One night when my littlest one was sick, I sat rocking her back and forth when she looked up at me with a quivering lip. My little one looked into my eyes and confessed her great fear. Not six months before a stomach virus had held her in its grip, while she lost her dignity and her stomach contents several times over the course of a night. She was afraid the same would happen this very night; and, she was certain she could not make it through a night like that again. The “what-if” scenarios fell from her lips as her blue eyes searched mine for comfort and assurance.
I looked back into her eyes with as much love as I thought she could hold. Then I shared with her the truth I knew she needed to hear. “Little one, I will loan you the courage you need while you are scared tonight.”
Her little lip quivered even more and a small tear fell from her right eye. She whispered “Thank you Mommy.” The effort of these quiet words pushed out several more tears. Her little hands reached for my neck; and, I held her tight.

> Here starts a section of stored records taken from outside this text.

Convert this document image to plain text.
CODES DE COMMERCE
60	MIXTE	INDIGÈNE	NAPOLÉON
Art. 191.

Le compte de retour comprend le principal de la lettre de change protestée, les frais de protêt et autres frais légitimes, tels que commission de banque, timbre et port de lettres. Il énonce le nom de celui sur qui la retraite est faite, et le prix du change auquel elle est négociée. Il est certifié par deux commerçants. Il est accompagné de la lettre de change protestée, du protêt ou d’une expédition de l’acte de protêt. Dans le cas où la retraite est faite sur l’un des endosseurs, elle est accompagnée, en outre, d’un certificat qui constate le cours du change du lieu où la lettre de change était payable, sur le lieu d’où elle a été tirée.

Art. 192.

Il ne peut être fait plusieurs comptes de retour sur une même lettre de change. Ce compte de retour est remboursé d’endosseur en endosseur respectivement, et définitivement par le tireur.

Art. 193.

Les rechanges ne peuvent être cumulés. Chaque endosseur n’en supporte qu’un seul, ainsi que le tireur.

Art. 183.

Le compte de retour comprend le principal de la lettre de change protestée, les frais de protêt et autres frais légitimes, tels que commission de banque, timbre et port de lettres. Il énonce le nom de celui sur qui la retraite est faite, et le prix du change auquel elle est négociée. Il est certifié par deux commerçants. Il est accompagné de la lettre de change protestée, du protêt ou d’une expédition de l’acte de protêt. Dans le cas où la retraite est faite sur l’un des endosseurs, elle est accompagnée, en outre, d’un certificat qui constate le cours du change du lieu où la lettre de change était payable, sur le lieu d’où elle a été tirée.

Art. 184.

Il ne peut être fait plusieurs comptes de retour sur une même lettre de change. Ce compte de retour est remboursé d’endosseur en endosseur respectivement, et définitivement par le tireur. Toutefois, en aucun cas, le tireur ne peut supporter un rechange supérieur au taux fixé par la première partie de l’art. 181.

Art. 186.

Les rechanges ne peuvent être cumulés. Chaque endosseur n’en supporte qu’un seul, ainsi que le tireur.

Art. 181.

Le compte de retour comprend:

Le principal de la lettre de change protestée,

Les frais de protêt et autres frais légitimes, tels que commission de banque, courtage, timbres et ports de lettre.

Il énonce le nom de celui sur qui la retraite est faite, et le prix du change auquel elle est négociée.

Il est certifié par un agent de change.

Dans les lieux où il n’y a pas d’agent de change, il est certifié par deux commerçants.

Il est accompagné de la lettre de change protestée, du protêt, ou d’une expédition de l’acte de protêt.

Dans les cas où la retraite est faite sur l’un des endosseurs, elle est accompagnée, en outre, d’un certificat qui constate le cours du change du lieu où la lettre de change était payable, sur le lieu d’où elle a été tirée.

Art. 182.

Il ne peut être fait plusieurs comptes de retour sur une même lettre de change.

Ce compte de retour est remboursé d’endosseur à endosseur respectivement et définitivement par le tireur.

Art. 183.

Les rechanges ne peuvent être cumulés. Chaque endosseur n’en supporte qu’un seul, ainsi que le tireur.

It takes courage to admit your fear and call it by name. When I think a situation is too hard to handle, doubt will often paralyze and convince me I am unable to handle what’s ahead. For me, courage comes the quickest when I admit my fear to God; asking for the courage I need. I have found this to be true countless times in my life, but never as much as when I had to choose to forgive my Dad.
After my high school graduation, I had chosen to walk away from Dad. He and Mom had divorced just as I started junior high. Life became divided between life with Mom and life with Dad. It was hard to balance the emotional swings of growing up with the emotional swings of being a family divided.
When Dad remarried during my freshman year of high school, he made it clear that his new wife was first priority and I was not. He also seemed to require I make him my biggest priority whenever he was available to see me. My teenage brain did not comprehend his double standard.
The night of my senior prom, I chose my friends and my needs over him. To teach me a lesson about loyalty, he decided to skip my high school graduation. After years of feeling unloved and unimportant, I didn’t see the lesson as he intended. Instead, I saw an unforgivable commentary on my unimportance in his life. I walked away from Dad ready to never speak to him again.
The silence lasted three years. During the summer after my junior year of college, Dad called me on the telephone. The reason, he explained, was he needed to transfer an investment, on which he was the beneficiary, before my twenty-first birthday. He wanted to meet at the Italian restaurant just off campus to get me to sign some paperwork for the transfer. After an awkward conversation, I agreed to meet with him.
It was a hot August afternoon when I walked the mile to the Italian restaurant just off campus. As I stood outside the red door, looking in at joy filled people sharing plates of spaghetti and pizza, my heart skipped a beat. I could not believe I was here after three years of silence. I did not belong with the joy filled patrons gathered around tables. I wanted to run away from the happiness seated inside.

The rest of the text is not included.